Vean ustedes. Todo dependía de uno o dos puntos situados en el límite mismo del conjunto de datos y, por principio, un punto situado en el extremo de la serie de datos no puede ser muy fiable, pues si lo fuera, habría otro punto más allá. Y yo me había dado cuenta de que toda la teoría de que el acoplamiento neutrón-protón hubiera de ser T se fundaba en el último punto, que no es muy seguro, y que por consiguiente nada había sido demostrado. ¡Recuerdo que me fijé en ese detalle!
Y cuando empecé a interesarme directamente por la desintegración beta, me dediqué a leer un montón de informes de «expertos en desintegración beta», que decían todos que era T. No me preocupé de examinar los datos originales; me limité a leer aquellos informes, como un bobo. Si yo hubiera sido un físico bueno, cuando se me ocurrió inicialmente la idea, allá en la Conferencia de Rochester, inmediatamente me hubiera preocupado de averiguar «con cuanta seguridad sabemos que es T». Eso habría sido lo sensato. Me habría dado cuenta enseguida de que ya me había fijado antes en que no era un hecho bien demostrado.
Desde entonces nunca más he vuelto a prestar atención a los «expertos». Lo compruebo todo por mí mismo.

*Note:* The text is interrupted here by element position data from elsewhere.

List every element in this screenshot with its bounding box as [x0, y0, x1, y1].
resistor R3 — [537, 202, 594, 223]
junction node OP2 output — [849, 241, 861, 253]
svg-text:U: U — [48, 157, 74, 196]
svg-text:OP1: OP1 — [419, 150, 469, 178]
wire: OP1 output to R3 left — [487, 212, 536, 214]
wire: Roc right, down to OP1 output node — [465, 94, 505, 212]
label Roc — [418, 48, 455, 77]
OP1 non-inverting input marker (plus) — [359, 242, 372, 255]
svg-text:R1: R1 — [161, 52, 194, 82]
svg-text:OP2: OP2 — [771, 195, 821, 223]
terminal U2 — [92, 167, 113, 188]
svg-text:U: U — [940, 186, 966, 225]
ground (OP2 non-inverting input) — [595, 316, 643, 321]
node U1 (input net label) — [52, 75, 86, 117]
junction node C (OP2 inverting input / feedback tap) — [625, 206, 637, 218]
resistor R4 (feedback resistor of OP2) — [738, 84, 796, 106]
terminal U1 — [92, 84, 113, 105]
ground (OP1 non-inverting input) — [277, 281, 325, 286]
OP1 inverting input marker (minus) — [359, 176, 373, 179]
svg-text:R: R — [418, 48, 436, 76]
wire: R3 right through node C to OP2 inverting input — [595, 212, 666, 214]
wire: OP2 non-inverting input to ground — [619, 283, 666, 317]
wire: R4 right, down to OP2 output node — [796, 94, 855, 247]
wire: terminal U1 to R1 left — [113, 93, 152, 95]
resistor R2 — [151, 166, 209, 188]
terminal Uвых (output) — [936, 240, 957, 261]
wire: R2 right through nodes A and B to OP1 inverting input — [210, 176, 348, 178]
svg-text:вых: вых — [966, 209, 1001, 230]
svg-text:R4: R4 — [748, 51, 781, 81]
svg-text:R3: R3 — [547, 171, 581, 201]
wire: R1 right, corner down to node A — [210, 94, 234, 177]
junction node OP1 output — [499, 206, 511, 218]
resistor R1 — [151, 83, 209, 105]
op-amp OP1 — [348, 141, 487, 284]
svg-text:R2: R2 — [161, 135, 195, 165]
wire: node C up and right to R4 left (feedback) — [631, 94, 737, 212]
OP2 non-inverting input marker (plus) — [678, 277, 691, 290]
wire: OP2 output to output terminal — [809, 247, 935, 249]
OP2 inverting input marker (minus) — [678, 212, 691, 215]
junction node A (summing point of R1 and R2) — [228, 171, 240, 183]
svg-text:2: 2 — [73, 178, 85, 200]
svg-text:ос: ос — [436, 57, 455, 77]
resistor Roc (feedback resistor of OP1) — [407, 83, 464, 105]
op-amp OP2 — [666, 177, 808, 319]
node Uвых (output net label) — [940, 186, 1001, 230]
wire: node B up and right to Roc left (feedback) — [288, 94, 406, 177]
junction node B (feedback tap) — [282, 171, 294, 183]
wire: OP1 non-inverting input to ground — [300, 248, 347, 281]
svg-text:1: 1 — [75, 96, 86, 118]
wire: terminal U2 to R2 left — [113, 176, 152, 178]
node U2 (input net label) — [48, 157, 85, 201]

Cuando la gente empezó a decir que la teoría de los quarks era muy buena, formé equipo con dos doctores, Finn Ravndal y Mark Kislinger, y la revisamos entera, de cabo a rabo, sólo para comprobar que aquello estaba dando verdaderamente resultados que encajaban bien y que se trataba de una teoría notablemente buena. Nunca más volveré a cometer el error de leer opiniones de expertos. Pero evidentemente, uno solamente tiene una vida. Comete en ella todos los errores y aprende qué cosas no debe hacer. Y cuando lo sabes, es que has llegado al final.